We recently published a paper showing how serum CK levels changed during the course of NMS in 24 patients.6 Out of 24 patients, none of the patients showed normal CK levels. The patient described herein is the first patient with NMS that we have identified as having a normal CK level. Therefore, NMS patients without elevated serum CK levels are rare, emphasizing the importance of discussing why our NMS patient did not show elevated serum CK levels. Singh and Hassanally,4 who reported one NMS patient with normal CK levels, were unable to establish why serum CK was not elevated in their patient. In the case report presented by Nielsen and Bruhn,5 the authors postulated that serum CK was not elevated because the muscle rigidity in their patient was not severe. In the case of our patient, muscle rigidity was reasonably severe, and thus, the speculation by Nielsen and Bruhn5 does not apply. It is known that there are some clinical conditions associated with normal or low values of CK.12,13 For example, in physical illnesses, such as Cushing’s disease, SLE, and liver diseases, or in patients receiving certain drugs, such as corticosteroids, estrogen, and cancer chemotherapy. Although the specific blood tests for the above diseases were not performed, there is a low possibility that our patient had these illnesses because he did not have physical complaints and his clinical evaluations were normal. In addition, it was reasonably certain that he did not take specific drugs such as corticosteroids.

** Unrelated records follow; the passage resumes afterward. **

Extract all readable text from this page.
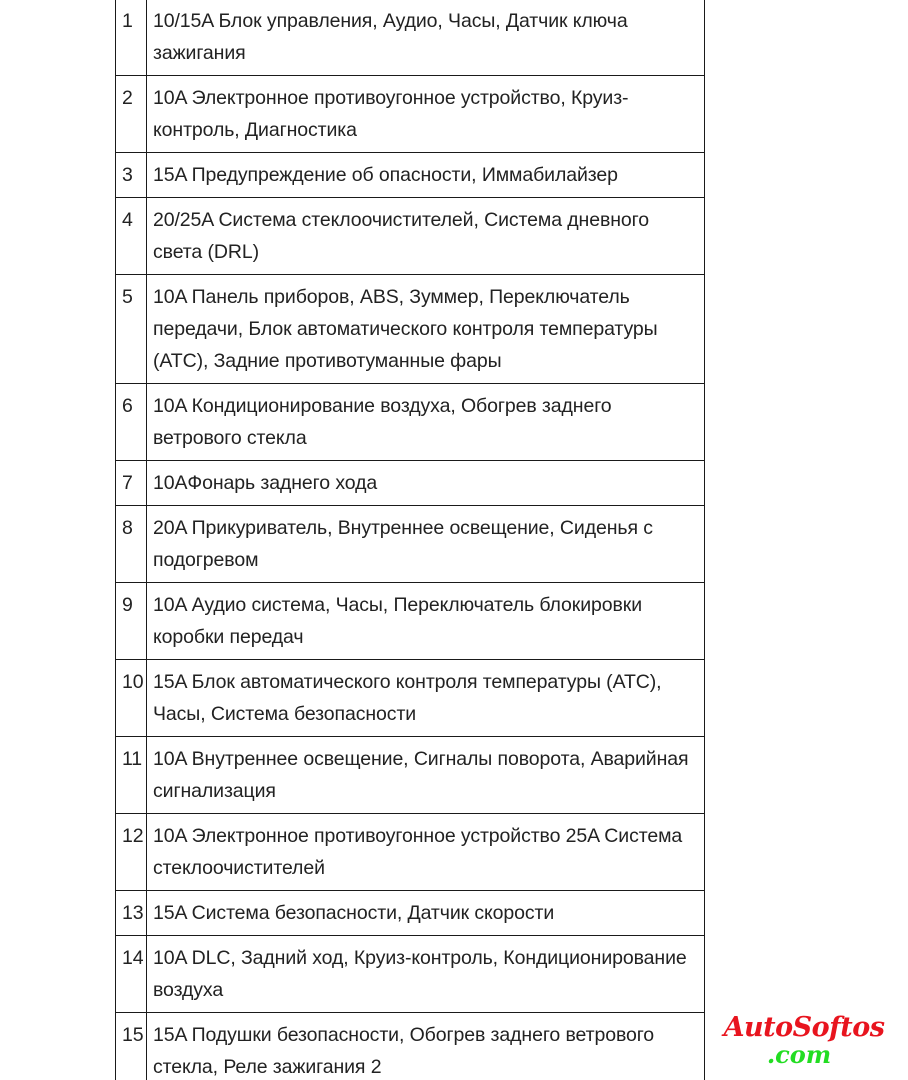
1	10/15A Блок управления, Аудио, Часы, Датчик ключа зажигания
2	10A Электронное противоугонное устройство, Круиз-контроль, Диагностика
3	15A Предупреждение об опасности, Иммабилайзер
4	20/25A Система стеклоочистителей, Система дневного света (DRL)
5	10A Панель приборов, ABS, Зуммер, Переключатель передачи, Блок автоматического контроля температуры (АТС), Задние противотуманные фары
6	10A Кондиционирование воздуха, Обогрев заднего ветрового стекла
7	10AФонарь заднего хода
8	20A Прикуриватель, Внутреннее освещение, Сиденья с подогревом
9	10A Аудио система, Часы, Переключатель блокировки коробки передач
10	15A Блок автоматического контроля температуры (АТС), Часы, Система безопасности
11	10A Внутреннее освещение, Сигналы поворота, Аварийная сигнализация
12	10A Электронное противоугонное устройство 25A Система стеклоочистителей
13	15A Система безопасности, Датчик скорости
14	10A DLC, Задний ход, Круиз-контроль, Кондиционирование воздуха
15	15A Подушки безопасности, Обогрев заднего ветрового стекла, Реле зажигания 2
AutoSoftos
.com
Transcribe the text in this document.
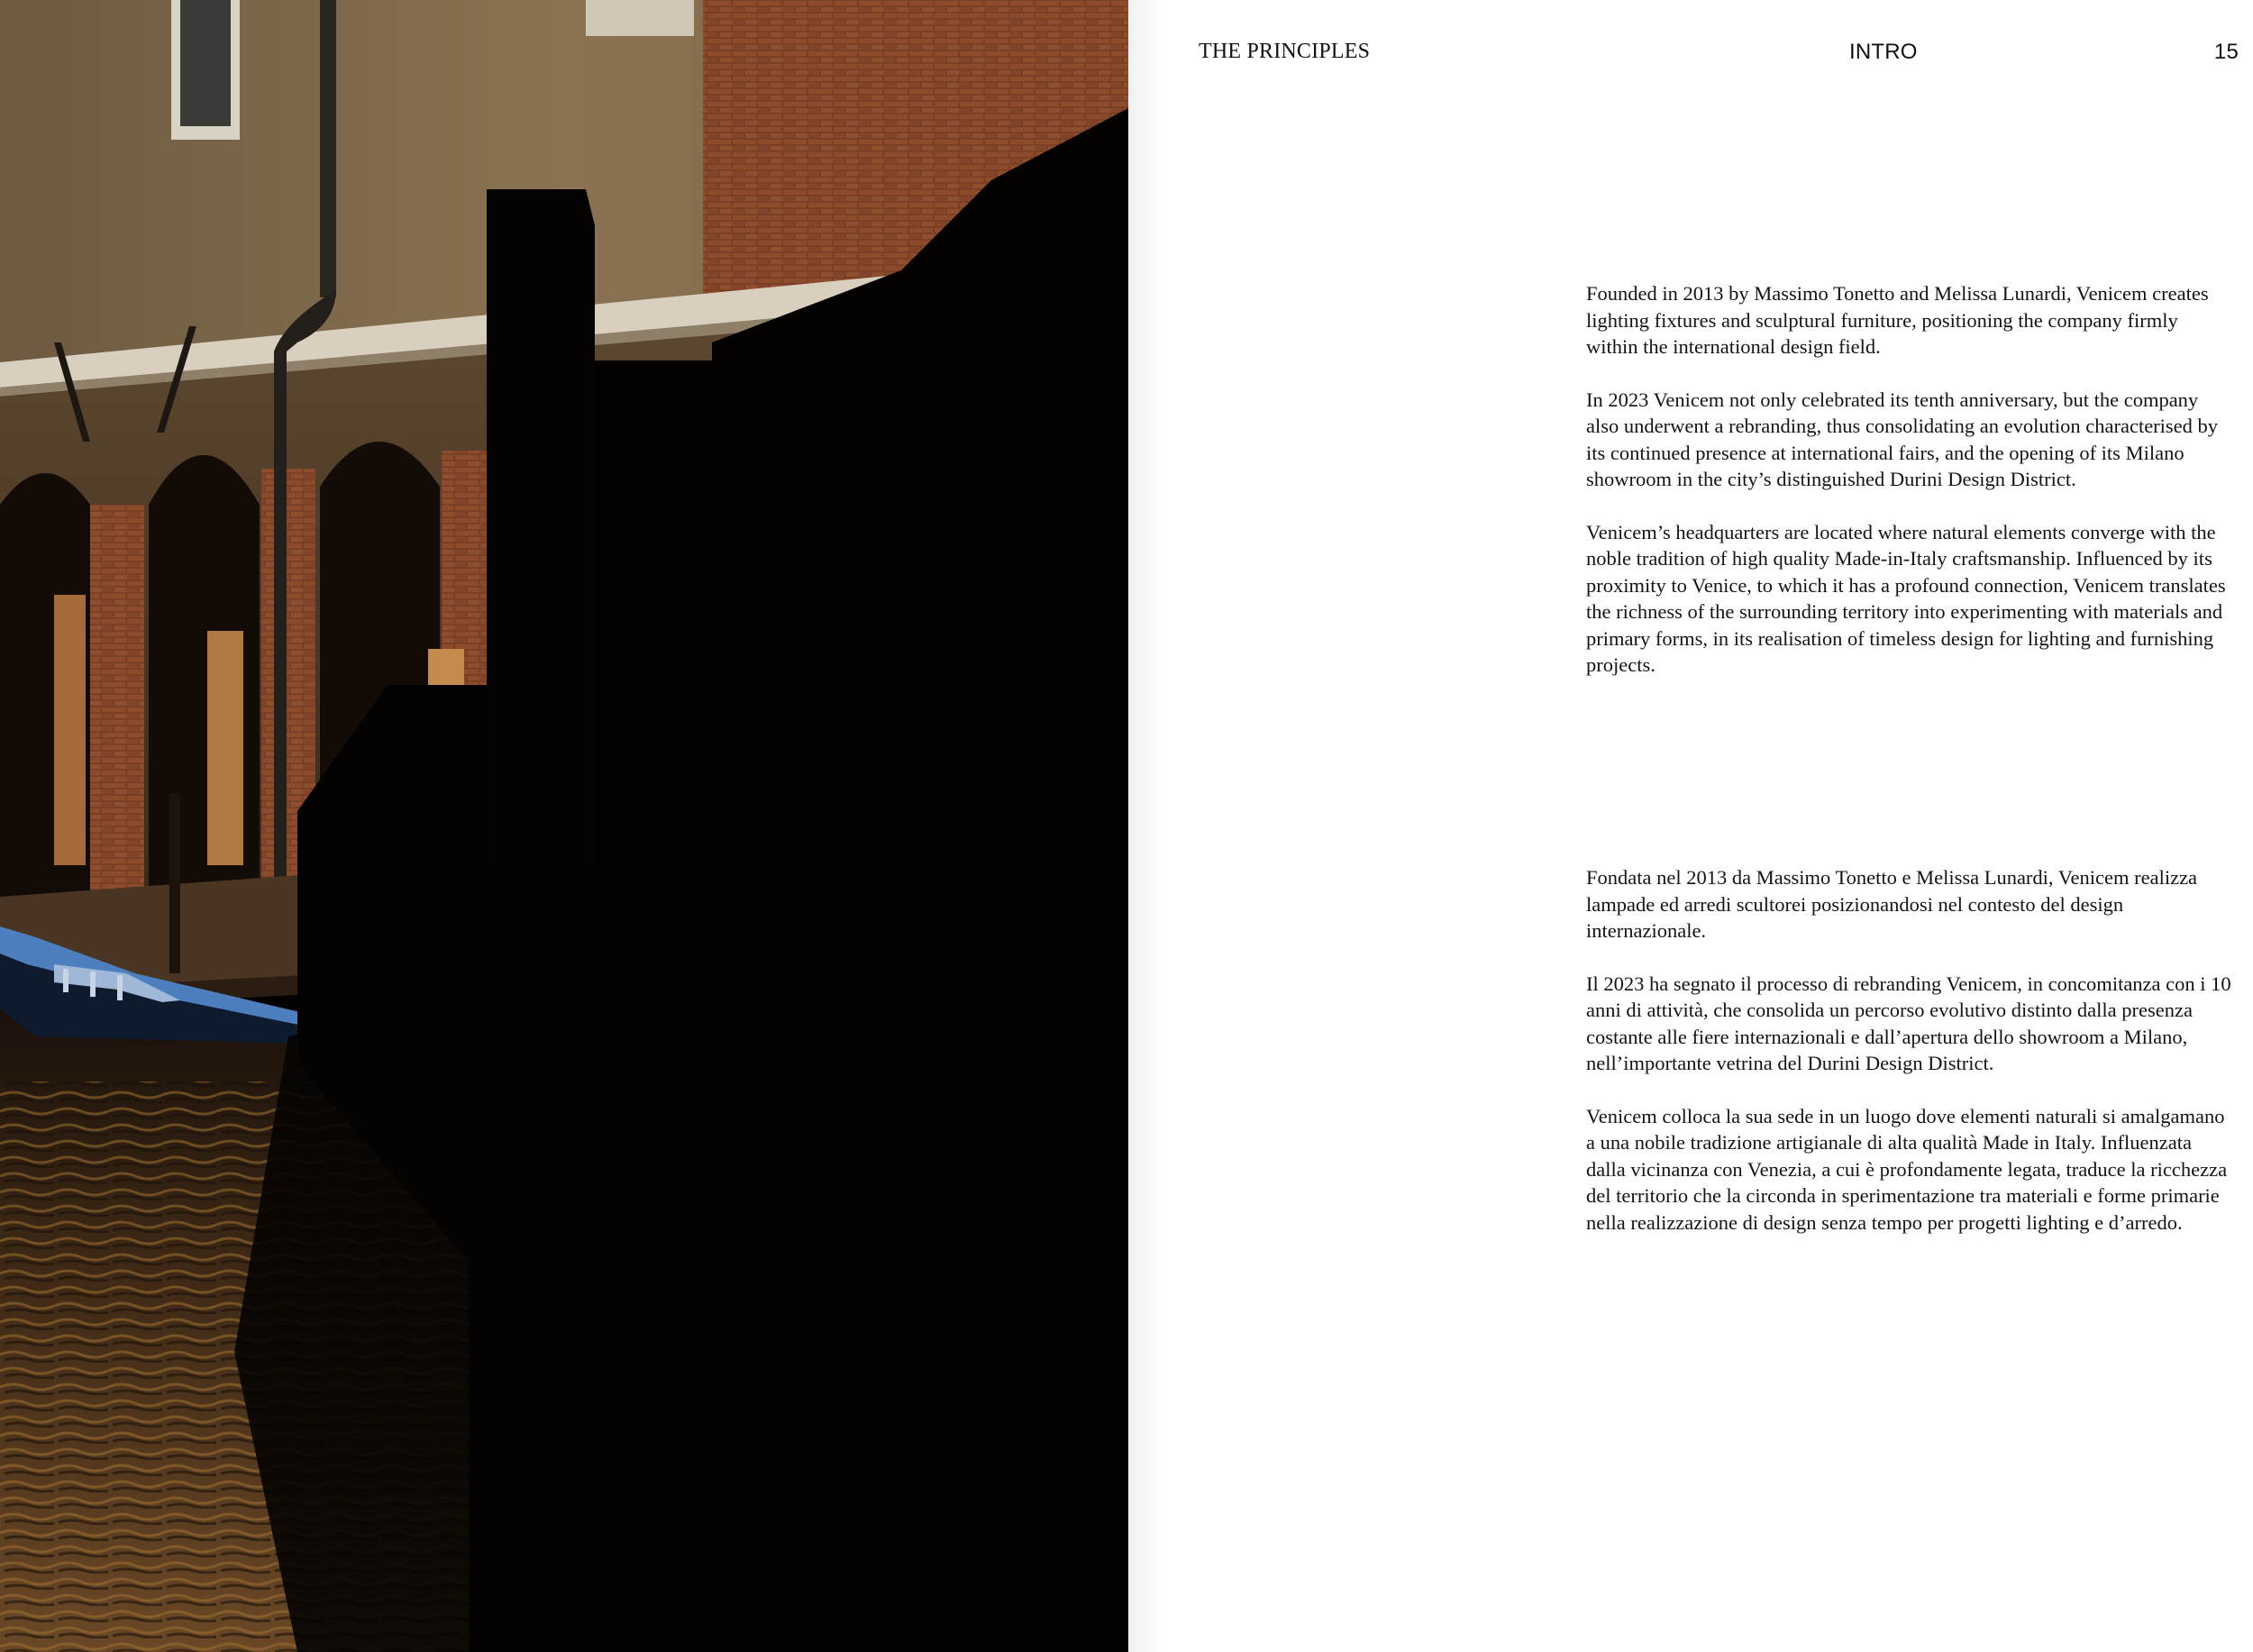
THE PRINCIPLES	INTRO	15

Founded in 2013 by Massimo Tonetto and Melissa Lunardi, Venicem creates lighting fixtures and sculptural furniture, positioning the company firmly within the international design field.

In 2023 Venicem not only celebrated its tenth anniversary, but the company also underwent a rebranding, thus consolidating an evolution characterised by its continued presence at international fairs, and the opening of its Milano showroom in the city’s distinguished Durini Design District.

Venicem’s headquarters are located where natural elements converge with the noble tradition of high quality Made-in-Italy craftsmanship. Influenced by its proximity to Venice, to which it has a profound connection, Venicem translates the richness of the surrounding territory into experimenting with materials and primary forms, in its realisation of timeless design for lighting and furnishing projects.

Fondata nel 2013 da Massimo Tonetto e Melissa Lunardi, Venicem realizza lampade ed arredi scultorei posizionandosi nel contesto del design internazionale.

Il 2023 ha segnato il processo di rebranding Venicem, in concomitanza con i 10 anni di attività, che consolida un percorso evolutivo distinto dalla presenza costante alle fiere internazionali e dall’apertura dello showroom a Milano, nell’importante vetrina del Durini Design District.

Venicem colloca la sua sede in un luogo dove elementi naturali si amalgamano a una nobile tradizione artigianale di alta qualità Made in Italy. Influenzata dalla vicinanza con Venezia, a cui è profondamente legata, traduce la ricchezza del territorio che la circonda in sperimentazione tra materiali e forme primarie nella realizzazione di design senza tempo per progetti lighting e d’arredo.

As shown in Figure 2, the levels of serum CK in the patient were measured three times, and the level gradually increased. It is possible that if serum CK had been measured a fourth time, the level would have exceeded the normal range. However, he died of respiratory failure 13 days after the development of NMS.
On the other hand, low serum CK levels have been reported in patients with muscle wasting and low body muscular mass.12,13 When the patient developed NMS, his weight had decreased to 48 kg (BMI =16.2), as shown in Figure 1, and was accompanied by a deterioration in his psychiatric status. Therefore, it is possible that his extreme decreased body mass may be related to the observed normal CK levels. Additionally, it has been reported that several clinical factors, including physical exhaustion and dehydration, are correlated with the development of NMS.14 Although antipsychotic drugs had been administered and fluphenazine decanoate had been given to the patient once a month from the age of 34, the patient did not have a past history of NMS. Because his extreme decreased body mass may be related to the clinical factors for developing NMS, it is possible that he developed NMS under the above physical condition, while serum CK levels remained within the normal range. At this time, we cannot concretely conclude why serum CK was not elevated. More cases with normal CK levels are needed in order to discuss which factors may be associated with normal CK in NMS.
As serum CK is generally elevated in the early stage of NMS,6 it can be an indicator in early detection of NMS. However, the case described here shows that a definitive diagnosis of NMS has to be determined from clinical symptoms; otherwise, the appropriate procedures for treating NMS might be delayed.
The authors report no conflicts of interest in this work.